A professora Silvana ministra as disciplinas de Conservação e Restauração em Papel I e II. “É a primeira disciplina com intervenção mais direta nos materiais que eles têm. Na conservação de papel nós temos um problema muito grande que é a acidez, o que tende a ficar muito fragilizado. Então no papel a gente trabalha muito tanto com a prevenção para que os papéis não avancem nesse processo e também na intervenção para estruturação desse papel”, conta a professora.

No ano passado, alguns alunos de Silvana participaram do resgate de obras do Margs. Com o apoio da UFPel e da Universidade Federal do Rio Grande do Sul, os estudantes receberam todo o suporte necessário para fazer essa ação emergencial.

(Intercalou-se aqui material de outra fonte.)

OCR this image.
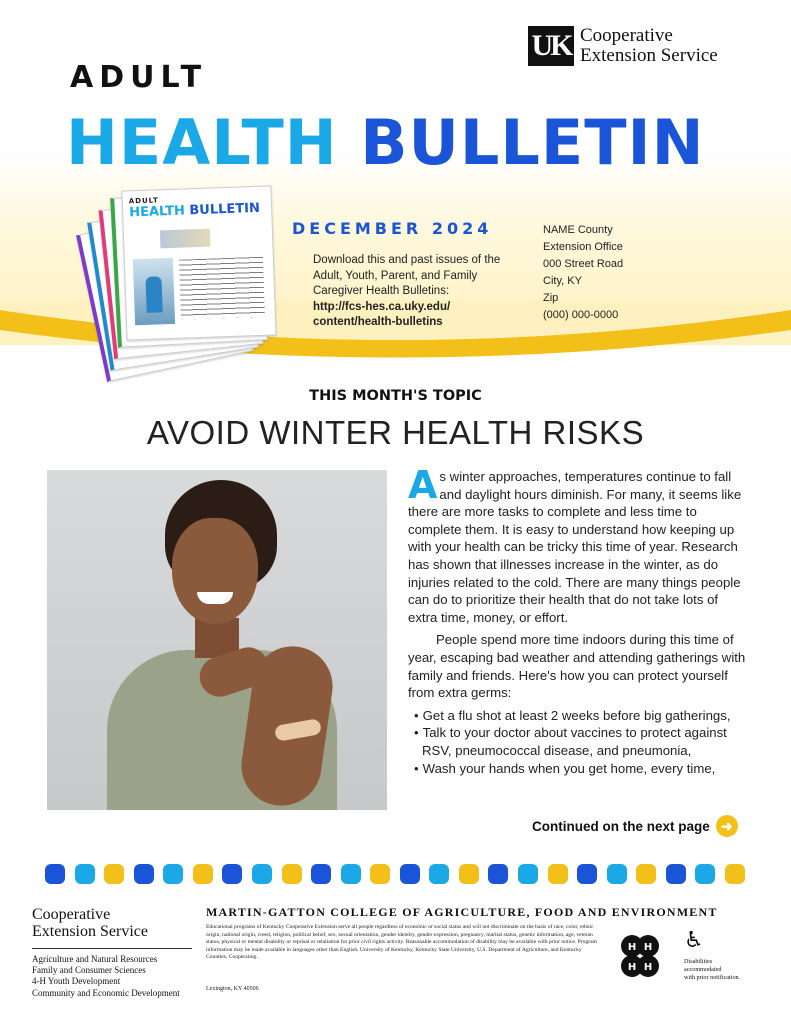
UK Cooperative
Extension Service
ADULT
HEALTH BULLETIN
ADULT
HEALTH BULLETIN
DECEMBER 2024
Download this and past issues of the Adult, Youth, Parent, and Family Caregiver Health Bulletins:
http://fcs-hes.ca.uky.edu/
content/health-bulletins
NAME County
Extension Office
000 Street Road
City, KY
Zip
(000) 000-0000
THIS MONTH'S TOPIC
AVOID WINTER HEALTH RISKS

As winter approaches, temperatures continue to fall and daylight hours diminish. For many, it seems like there are more tasks to complete and less time to complete them. It is easy to understand how keeping up with your health can be tricky this time of year. Research has shown that illnesses increase in the winter, as do injuries related to the cold. There are many things people can do to prioritize their health that do not take lots of extra time, money, or effort.

People spend more time indoors during this time of year, escaping bad weather and attending gatherings with family and friends. Here's how you can protect yourself from extra germs:

• Get a flu shot at least 2 weeks before big gatherings,
• Talk to your doctor about vaccines to protect against RSV, pneumococcal disease, and pneumonia,
• Wash your hands when you get home, every time,
Continued on the next page ➜
Cooperative
Extension Service
Agriculture and Natural Resources
Family and Consumer Sciences
4-H Youth Development
Community and Economic Development
MARTIN-GATTON COLLEGE OF AGRICULTURE, FOOD AND ENVIRONMENT
Educational programs of Kentucky Cooperative Extension serve all people regardless of economic or social status and will not discriminate on the basis of race, color, ethnic origin, national origin, creed, religion, political belief, sex, sexual orientation, gender identity, gender expression, pregnancy, marital status, genetic information, age, veteran status, physical or mental disability or reprisal or retaliation for prior civil rights activity. Reasonable accommodation of disability may be available with prior notice. Program information may be made available in languages other than English. University of Kentucky, Kentucky State University, U.S. Department of Agriculture, and Kentucky Counties, Cooperating.
Lexington, KY 40506
H H
H H
♿
Disabilities
accommodated
with prior notification.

Bacharelanda do quinto semestre, Ana Beatriz Moreira de Lima, 27, foi uma das pessoas que atuaram no resgate. “Foi um misto de emoções. Ao mesmo tempo que você fica empolgada de trabalhar na área, colocar em prática o que está vendo no curso, é uma situação totalmente atípica. A gente estava sem luz, mas com todos os EPIs, porque tinha risco de contaminação. Foi uma experiência muito enriquecedora”, conta.